Keynote Speakers:

  • Dr. Ann Cavoukian, Information and Privacy Commissioner, Ontario, Canada

    Dr. Ann Cavoukian
  • Dr. Ann Cavoukian is recognized as one of the world’s leading privacy experts. Her Privacy by Design framework seeks to proactively embed privacy into the design specifications of information technologies and business practices, thereby achieving the strongest protection possible. In October 2010, regulators at the conference of International Data Protection and Privacy Commissioners in Jerusalem unanimously passed a Resolution recognizing Privacy by Design as an essential component of fundamental privacy protection. This was followed by the U.S. Federal Trade Commission’s inclusion of Privacy by Design as one of three recommended practices for protecting online privacy – a major validation of its significance.
    In November 2011, Dr. Cavoukian was ranked as one of the top 25 Women of Influence, recognizing her contribution to the Canadian and global economy. In October 2013, she was named one of the top 100 City Innovators Worldwide by UBM Future Cities for her passionate advocacy of Privacy by Design. In December 2013, the Founding Partners of the Respect Network, the world’s first peer-to-peer network for personal and business clouds, named Dr. Cavoukian as its first Honorary Architect. She is now tackling Big Data, for which she says, “Big Privacy” is the answer.

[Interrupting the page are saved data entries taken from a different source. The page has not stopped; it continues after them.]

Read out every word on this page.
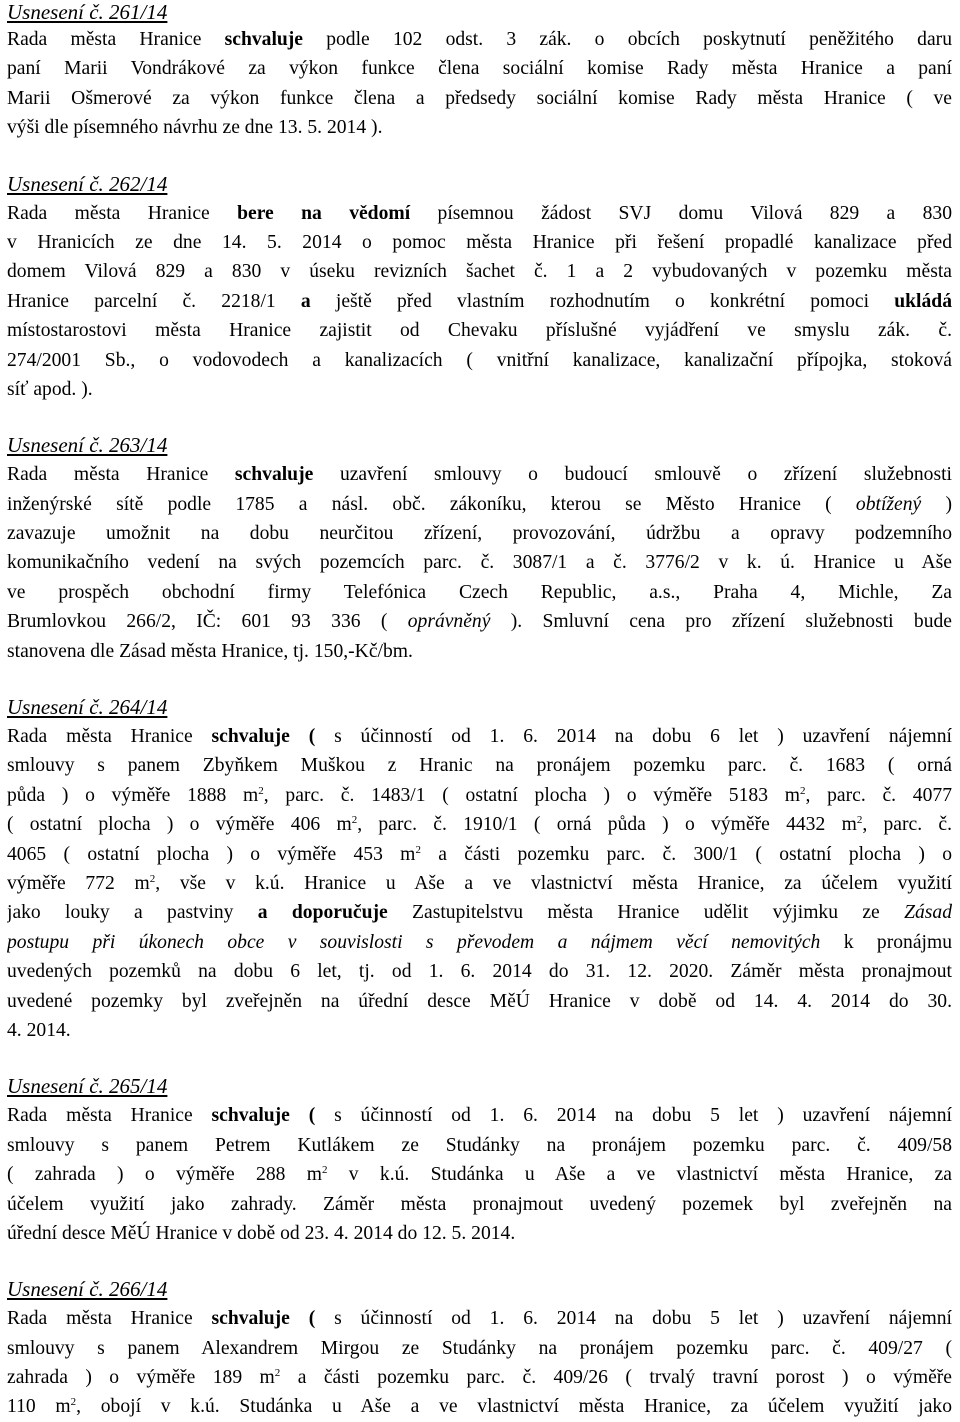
Usnesení č. 261/14
Rada města Hranice schvaluje podle 102 odst. 3 zák. o obcích poskytnutí peněžitého daru
paní Marii Vondrákové za výkon funkce člena sociální komise Rady města Hranice a paní
Marii Ošmerové za výkon funkce člena a předsedy sociální komise Rady města Hranice ( ve
výši dle písemného návrhu ze dne 13. 5. 2014 ).
Usnesení č. 262/14
Rada města Hranice bere na vědomí písemnou žádost SVJ domu Vilová 829 a 830
v Hranicích ze dne 14. 5. 2014 o pomoc města Hranice při řešení propadlé kanalizace před
domem Vilová 829 a 830 v úseku revizních šachet č. 1 a 2 vybudovaných v pozemku města
Hranice parcelní č. 2218/1 a ještě před vlastním rozhodnutím o konkrétní pomoci ukládá
místostarostovi města Hranice zajistit od Chevaku příslušné vyjádření ve smyslu zák. č.
274/2001 Sb., o vodovodech a kanalizacích ( vnitřní kanalizace, kanalizační přípojka, stoková
síť apod. ).
Usnesení č. 263/14
Rada města Hranice schvaluje uzavření smlouvy o budoucí smlouvě o zřízení služebnosti
inženýrské sítě podle 1785 a násl. obč. zákoníku, kterou se Město Hranice ( obtížený )
zavazuje umožnit na dobu neurčitou zřízení, provozování, údržbu a opravy podzemního
komunikačního vedení na svých pozemcích parc. č. 3087/1 a č. 3776/2 v k. ú. Hranice u Aše
ve prospěch obchodní firmy Telefónica Czech Republic, a.s., Praha 4, Michle, Za
Brumlovkou 266/2, IČ: 601 93 336 ( oprávněný ). Smluvní cena pro zřízení služebnosti bude
stanovena dle Zásad města Hranice, tj. 150,-Kč/bm.
Usnesení č. 264/14
Rada města Hranice schvaluje ( s účinností od 1. 6. 2014 na dobu 6 let ) uzavření nájemní
smlouvy s panem Zbyňkem Muškou z Hranic na pronájem pozemku parc. č. 1683 ( orná
půda ) o výměře 1888 $m^2$, parc. č. 1483/1 ( ostatní plocha ) o výměře 5183 $m^2$, parc. č. 4077
( ostatní plocha ) o výměře 406 $m^2$, parc. č. 1910/1 ( orná půda ) o výměře 4432 $m^2$, parc. č.
4065 ( ostatní plocha ) o výměře 453 $m^2$ a části pozemku parc. č. 300/1 ( ostatní plocha ) o
výměře 772 $m^2$, vše v k.ú. Hranice u Aše a ve vlastnictví města Hranice, za účelem využití
jako louky a pastviny a doporučuje Zastupitelstvu města Hranice udělit výjimku ze Zásad
postupu při úkonech obce v souvislosti s převodem a nájmem věcí nemovitých k pronájmu
uvedených pozemků na dobu 6 let, tj. od 1. 6. 2014 do 31. 12. 2020. Záměr města pronajmout
uvedené pozemky byl zveřejněn na úřední desce MěÚ Hranice v době od 14. 4. 2014 do 30.
4. 2014.
Usnesení č. 265/14
Rada města Hranice schvaluje ( s účinností od 1. 6. 2014 na dobu 5 let ) uzavření nájemní
smlouvy s panem Petrem Kutlákem ze Studánky na pronájem pozemku parc. č. 409/58
( zahrada ) o výměře 288 $m^2$ v k.ú. Studánka u Aše a ve vlastnictví města Hranice, za
účelem využití jako zahrady. Záměr města pronajmout uvedený pozemek byl zveřejněn na
úřední desce MěÚ Hranice v době od 23. 4. 2014 do 12. 5. 2014.
Usnesení č. 266/14
Rada města Hranice schvaluje ( s účinností od 1. 6. 2014 na dobu 5 let ) uzavření nájemní
smlouvy s panem Alexandrem Mirgou ze Studánky na pronájem pozemku parc. č. 409/27 (
zahrada ) o výměře 189 $m^2$ a části pozemku parc. č. 409/26 ( trvalý travní porost ) o výměře
110 $m^2$, obojí v k.ú. Studánka u Aše a ve vlastnictví města Hranice, za účelem využití jako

    Title: Get Smart: Embed Privacy, by Design to Avoid the Risk of Unintended Consequences

    Abstract:Big Data – big opportunity or big risk? Protecting the privacy of individuals within datasets, including the accurate use of their information, has become a critical mission for those wishing to utilize this technology. Big Data will require Big Privacy – far more than the systemic protection of personal information, Big Privacy will ensure that individuals are able to assert control over their data. Big Privacy rests on the foundation of Privacy by Design (PbD), a doubly-enabling approach to privacy that has become an international standard. Come hear Commissioner Cavoukian describe how the principles of PbD underpin thoughtfully architected Big Data systems, helping to mitigate risk and drive value. Welcome to the future!

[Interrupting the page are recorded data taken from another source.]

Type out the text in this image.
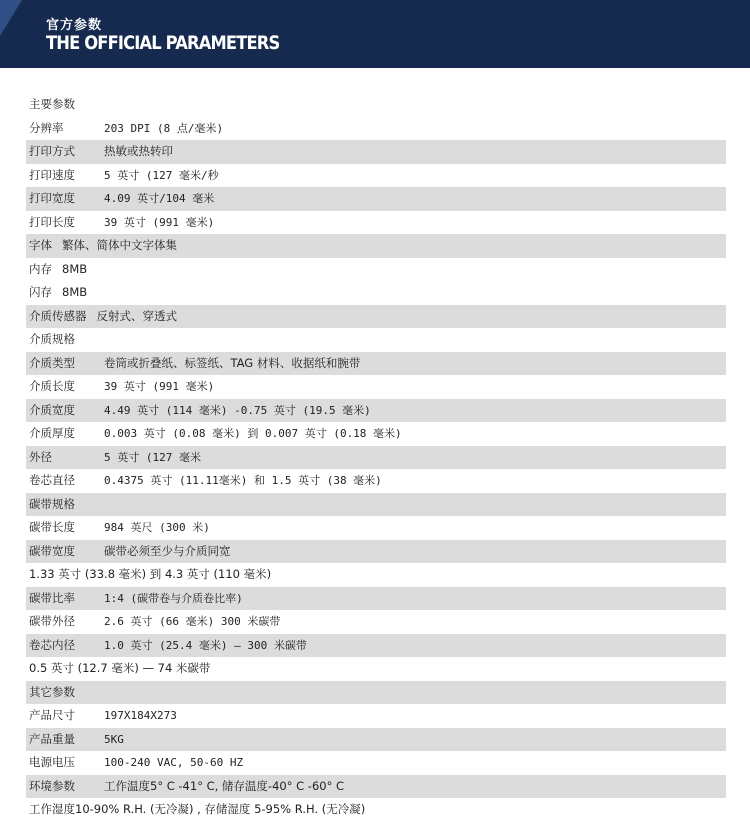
官方参数
THE OFFICIAL PARAMETERS
主要参数
分辨率	203 DPI (8 点/毫米)
打印方式	热敏或热转印
打印速度	5 英寸 (127 毫米/秒
打印宽度	4.09 英寸/104 毫米
打印长度	39 英寸 (991 毫米)
字体 繁体、简体中文字体集
内存 8MB
闪存 8MB
介质传感器 反射式、穿透式
介质规格
介质类型	卷筒或折叠纸、标签纸、TAG 材料、收据纸和腕带
介质长度	39 英寸 (991 毫米)
介质宽度	4.49 英寸 (114 毫米) -0.75 英寸 (19.5 毫米)
介质厚度	0.003 英寸 (0.08 毫米) 到 0.007 英寸 (0.18 毫米)
外径	5 英寸 (127 毫米
卷芯直径	0.4375 英寸 (11.11毫米) 和 1.5 英寸 (38 毫米)
碳带规格
碳带长度	984 英尺 (300 米)
碳带宽度	碳带必须至少与介质同宽
1.33 英寸 (33.8 毫米) 到 4.3 英寸 (110 毫米)
碳带比率	1:4 (碳带卷与介质卷比率)
碳带外径	2.6 英寸 (66 毫米) 300 米碳带
卷芯内径	1.0 英寸 (25.4 毫米) — 300 米碳带
0.5 英寸 (12.7 毫米) — 74 米碳带
其它参数
产品尺寸	197X184X273
产品重量	5KG
电源电压	100-240 VAC, 50-60 HZ
环境参数	工作温度5° C -41° C, 储存温度-40° C -60° C
工作湿度10-90% R.H. (无冷凝) , 存储湿度 5-95% R.H. (无冷凝)
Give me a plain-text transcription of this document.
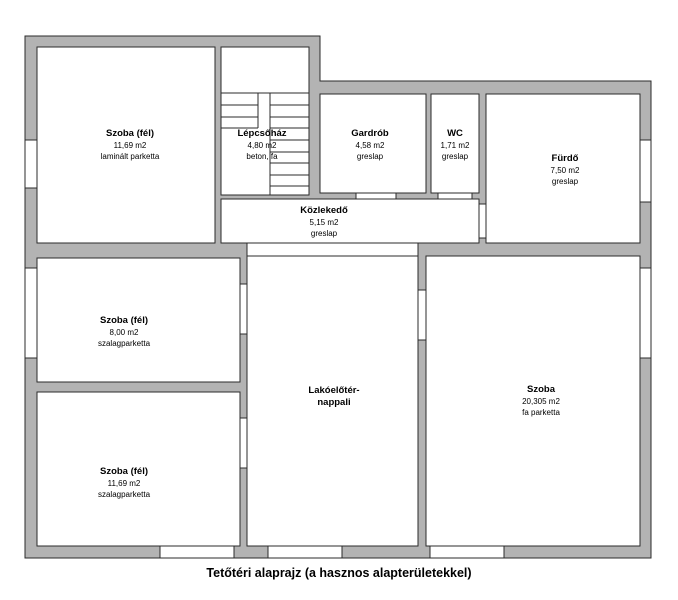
Szoba (fél)
11,69 m2
laminált parketta
Lépcsőház
4,80 m2
beton, fa
Gardrób
4,58 m2
greslap
WC
1,71 m2
greslap	Fürdő
7,50 m2
greslap
Közlekedő
5,15 m2
greslap
Szoba (fél)
8,00 m2
szalagparketta
Lakóelőtér-
nappali
Szoba
20,305 m2
fa parketta
Szoba (fél)
11,69 m2
szalagparketta
Tetőtéri alaprajz (a hasznos alapterületekkel)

  • Dr. Rei Safavi-Naini, AITF Strategic Chair in Information Security and Professor of Computer Science, University of Calgary, Alberta, Canada

    Dr. Rei Safavi-Naini
  • Dr. Rei Safavi-Naini ‎is the AITF Strategic Chair in Information Security at the University of Calgary, Canada. Before joining University of Calgary in 2007, she was a Professor of Computer Science, Faculty of Informatics and the Director of Telecommunication and Information Technology Research Institute (TITR) and Centre for Information Security at the University of Wollongong, Australia. She has served on the program committees of major conferences in cryptology and information security including CRYPTO, EUROCRYPT, ASIACRYPT, and ACM CCS and has worked on numerous industry collaborative research projects. Currently, she is director of iCORE Information Security Lab, AITF Strategic Chair in Information Security, and co-Director of the Institute for Security, Privacy and Information Assurance.
    She received a PhD in Electrical and Computer Engineering - coding theory under supervision of Prof. Ian F. Blake from University of Waterloo, Canada, after completing her BSc and MSc in Electrical Engineering in University of Tehran. Her current research interests include information theoretic security, provable security, network security, digital and privacy rights management, and multimedia security.


    Title: Private Communication without Computational Assumptions

    Abstract:Modern cryptography assumes computationally bounded adversaries and bases security on hardness assumptions of mathematical problems. Exponential growth in information and communication technologies and availability of massive computational resources at one’s fingertips, combined with developments in algorithms, raises the question of securing communication if no computational assumption can be made. Information theoretic cryptography bases security on physical assumptions: assuming that part of the state of a physical system is not accessible to the adversary. In this talk we consider the problem of private communication when Alice and Bob do not have a shared key, and explore solutions that rely on multiple paths in communication.